De Nunzio et al. [16] developed a computer-aided design (CAD), capable of analyzing breast MRI images and classified breast cancer. The system consisted of two main processing levels—the segmentation of possibly tumoral ROIs and characterization of the selected ROIs between the in situ and invasive tumor. To select suspicious regions that were likely to contain a tumor mass, the authors used a deep learning method and in particular they used the pre-trained GoogleNet as an extractor of features from each ROI to train an ANN network. The tumor characterization consisted of Radiomics feature extraction (1820 features), features reduction phase, and classification with three different classifiers—Naive Bayes, random forest, and XGBoost. The performances obtained showed a sensitivity of 75% in mass detection and 70% of AUC for the binary classification.

In [17], the authors developed a machine learning algorithm for the multi-class detection of three common types of voice disorders. Two publicly available databases for voice disorders were used.

The problem of unbalanced data was addressed with the use of CGAN (conditional generative adversarial network) to increase the number of training data for classes with fewer samples, using synthetic data. The features extraction phase used four voice-quality-based parameters—harmonic to the noise ratio (HNR), shimmer, jitter, and fundamental frequency. The classification method used an improved fuzzy c-means clustering (IFCM) algorithm that considered the relationship between adjacent data points in the fuzzy membership function.

The authors of [18] proposed an algorithm based on deep learning to improve the recognition rate of the left and right hand MI-EEG (Motor Imagery ElectroEncephaloGram) signals. To this end they used the public database “BCI Competition IV Dataset 2b” composed of nine subjects who participated in five sessions. The method was based on the following chain—filtering with a 4–35 Hz filter; mapping into a time-frequency image by applying CWT (continuous wavelet transform), use of a simplified convolutional neural network (SCNN), with the image as input and the binary classification as output. The performances obtained exceed traditional methods and were 83.2% of the average classification accuracy.

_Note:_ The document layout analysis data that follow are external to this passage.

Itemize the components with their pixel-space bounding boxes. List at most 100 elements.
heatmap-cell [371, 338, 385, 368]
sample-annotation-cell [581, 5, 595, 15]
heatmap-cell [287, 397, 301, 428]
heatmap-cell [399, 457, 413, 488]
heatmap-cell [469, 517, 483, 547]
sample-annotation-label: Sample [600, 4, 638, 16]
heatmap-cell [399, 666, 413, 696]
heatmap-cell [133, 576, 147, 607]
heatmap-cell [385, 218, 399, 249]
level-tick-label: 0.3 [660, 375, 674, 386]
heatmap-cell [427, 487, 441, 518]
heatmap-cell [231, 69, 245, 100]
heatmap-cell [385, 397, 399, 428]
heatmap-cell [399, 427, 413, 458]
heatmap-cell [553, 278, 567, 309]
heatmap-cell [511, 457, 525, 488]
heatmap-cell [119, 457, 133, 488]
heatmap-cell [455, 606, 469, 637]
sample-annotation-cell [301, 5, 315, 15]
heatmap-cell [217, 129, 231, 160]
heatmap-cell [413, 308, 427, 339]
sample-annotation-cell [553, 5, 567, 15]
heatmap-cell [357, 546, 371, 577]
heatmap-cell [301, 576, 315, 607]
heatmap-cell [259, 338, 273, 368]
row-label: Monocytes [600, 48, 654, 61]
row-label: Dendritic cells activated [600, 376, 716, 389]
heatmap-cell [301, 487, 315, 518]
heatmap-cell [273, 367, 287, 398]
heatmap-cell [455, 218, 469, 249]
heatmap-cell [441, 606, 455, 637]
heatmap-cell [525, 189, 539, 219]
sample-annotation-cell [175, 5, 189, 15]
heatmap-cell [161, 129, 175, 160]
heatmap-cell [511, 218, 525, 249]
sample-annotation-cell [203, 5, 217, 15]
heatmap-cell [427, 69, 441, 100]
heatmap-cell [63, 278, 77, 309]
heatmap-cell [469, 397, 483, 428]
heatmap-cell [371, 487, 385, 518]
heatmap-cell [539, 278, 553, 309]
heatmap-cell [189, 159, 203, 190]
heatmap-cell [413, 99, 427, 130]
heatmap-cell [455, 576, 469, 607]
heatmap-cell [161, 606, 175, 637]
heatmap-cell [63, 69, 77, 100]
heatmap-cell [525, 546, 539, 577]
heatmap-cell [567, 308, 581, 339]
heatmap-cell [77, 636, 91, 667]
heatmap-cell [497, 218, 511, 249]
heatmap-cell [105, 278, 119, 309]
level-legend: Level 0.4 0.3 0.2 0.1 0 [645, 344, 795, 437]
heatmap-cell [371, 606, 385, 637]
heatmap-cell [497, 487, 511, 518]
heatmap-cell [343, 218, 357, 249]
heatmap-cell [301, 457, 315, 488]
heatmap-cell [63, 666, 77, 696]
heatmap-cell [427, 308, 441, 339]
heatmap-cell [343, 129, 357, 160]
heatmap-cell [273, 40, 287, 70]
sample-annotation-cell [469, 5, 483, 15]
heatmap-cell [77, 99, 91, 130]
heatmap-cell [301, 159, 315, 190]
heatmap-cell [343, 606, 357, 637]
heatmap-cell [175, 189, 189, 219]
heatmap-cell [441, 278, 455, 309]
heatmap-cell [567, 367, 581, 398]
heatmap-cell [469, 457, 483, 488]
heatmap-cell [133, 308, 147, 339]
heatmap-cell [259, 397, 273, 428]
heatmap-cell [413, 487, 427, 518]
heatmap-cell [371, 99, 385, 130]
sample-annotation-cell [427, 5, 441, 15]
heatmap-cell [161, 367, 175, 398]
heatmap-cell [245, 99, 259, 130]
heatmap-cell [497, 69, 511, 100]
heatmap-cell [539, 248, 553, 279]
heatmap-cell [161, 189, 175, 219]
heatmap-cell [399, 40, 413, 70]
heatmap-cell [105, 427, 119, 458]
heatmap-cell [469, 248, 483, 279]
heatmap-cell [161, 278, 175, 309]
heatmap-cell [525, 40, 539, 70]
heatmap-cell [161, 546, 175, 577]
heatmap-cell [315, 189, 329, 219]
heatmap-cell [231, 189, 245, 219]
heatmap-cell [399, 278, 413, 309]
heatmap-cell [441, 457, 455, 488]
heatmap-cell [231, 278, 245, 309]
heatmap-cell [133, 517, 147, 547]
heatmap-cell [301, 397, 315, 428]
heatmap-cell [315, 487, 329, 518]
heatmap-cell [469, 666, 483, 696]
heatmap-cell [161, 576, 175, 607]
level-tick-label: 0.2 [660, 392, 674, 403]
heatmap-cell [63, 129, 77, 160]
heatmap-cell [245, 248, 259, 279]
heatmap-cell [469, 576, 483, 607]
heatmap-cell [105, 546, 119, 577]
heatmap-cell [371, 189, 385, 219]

Chouhan et al. [19] addressed the problem of detection of the pneumonia diseases by analyzing chest X-ray images. The method was based on the use of 5 pre-trained CNNs (AlexNet, DenseNet121, InceptionV3, ResNet18, and GoogleNet) subjected to fine-tuning. The final image classification was carried out by the majority result obtained by the 5 CNNs. The database from the Guangzhou Women and Children’s Medical Center was used, which contains 5232 images, and the result obtained had an accuracy of 96.39% and an AUC of 99.34%.

In [20], the authors proposed a super-resolution technique based on CNN for improving the resolution of low-resolution magnetic resonance imaging (MRI). The gradient-guided residual network (DGGRN) proposal was compared to other methods, using three public databases.

The authors of [21] presented a benchmark of several deep neural networks for MRI reconstruction. The methods analyzed for the problem of MRI reconstruction made use of two databases “fastMRI” and “OASIS”. Four different metrics were used to compare the networks—the Peak Signal-to-Noise Ratio (PSNR); the Structural SIMilarity index (SSIM); the number of trainable parameters in the network; the runtime in seconds of the neural network on a single volume. The networks that the authors compared were—Zero-filled; KIKI-net; U-net; Cascade net; and Primal-Dual-net. It should be emphasized that the authors made the code and the weights of the analyzed networks available to the researchers.